The definition of climate migrant, narrowly applied, would likely only apply to a very small slice of people who are forced to move directly because of climate change. Those would include inhabitants of islands threatened by sea level rise that are in danger of sinking or disappearing into the ocean, like Tuvalu. However, even these people have had difficulty securing asylum or recognition that climate change might force them to flee from their homes. Ioane Teitiota, a man from Kiribati (another island threatened by sea level rise) who drew global attention as the possible first climate refugee, had his asylum claim denied by New Zealand, and was sent back to Kiribati. Though the U. N. Human Rights Committee later ruled that governments cannot return people to countries where their lives might be threatened by climate change, the bar for securing asylum remains high. 

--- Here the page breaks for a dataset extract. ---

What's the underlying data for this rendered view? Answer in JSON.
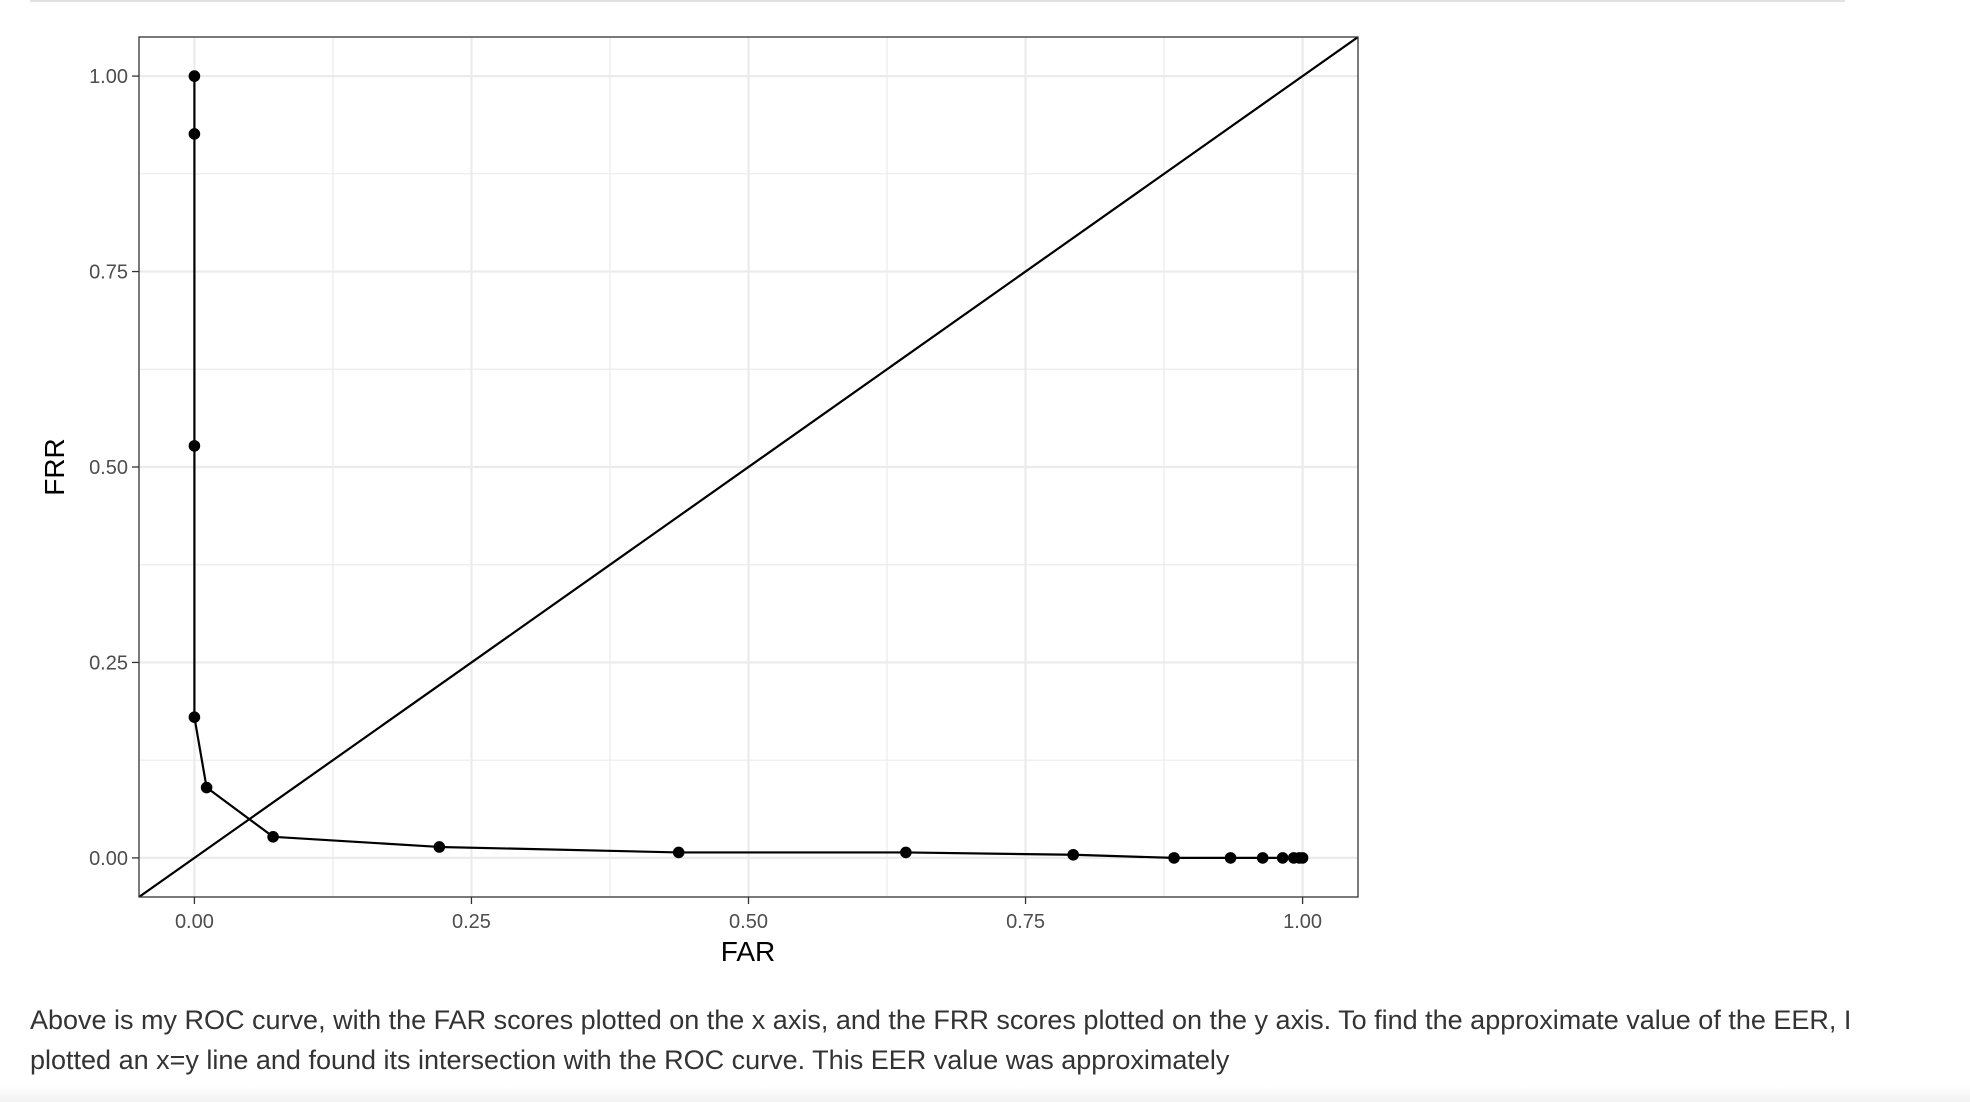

Another complicating factor is that many people forced to move by climate change initially will move within their own countries, as opposed to across borders. According to some analysts, “massive international flows of climate refugees are unlikely, except under generalized and persistent conflicts.” In other words, climate migration will remain largely local, unless climate-related conflicts occur, in which case the international migration response to climate change could grow. The modeling study that came to this conclusion supports an increasing agreement among scholars and experts that much climate-induced displacement will be contained within countries, and that internal displacement due to climate change will far outweigh external migration and national governments will be left to figure out domestic strategies for dealing with climate displacement. As the Biden administration’s climate migration report points out, climate migration can also be temporary, seasonal, circular, or permanent – in other words, there are temporal aspects to climate migration that should be considered, in addition to geographic aspects. 

Wealthy countries and migrant-receiving countries will increasingly need to recognize the impact of climate on migration. The U.S. Strategy for Addressing the Root Causes of Migration in Central America, released by the Biden administration in July 2021, recognizes the impact that climate change has had on the Central American region and its migration dynamics, and aims to build resilience to address climate change and food insecurity and improve disaster preparedness. Despite the still-evolving terminology and definitions of climate migration, narrowly tailored strategies to address climate resiliency will be necessary in more and more countries.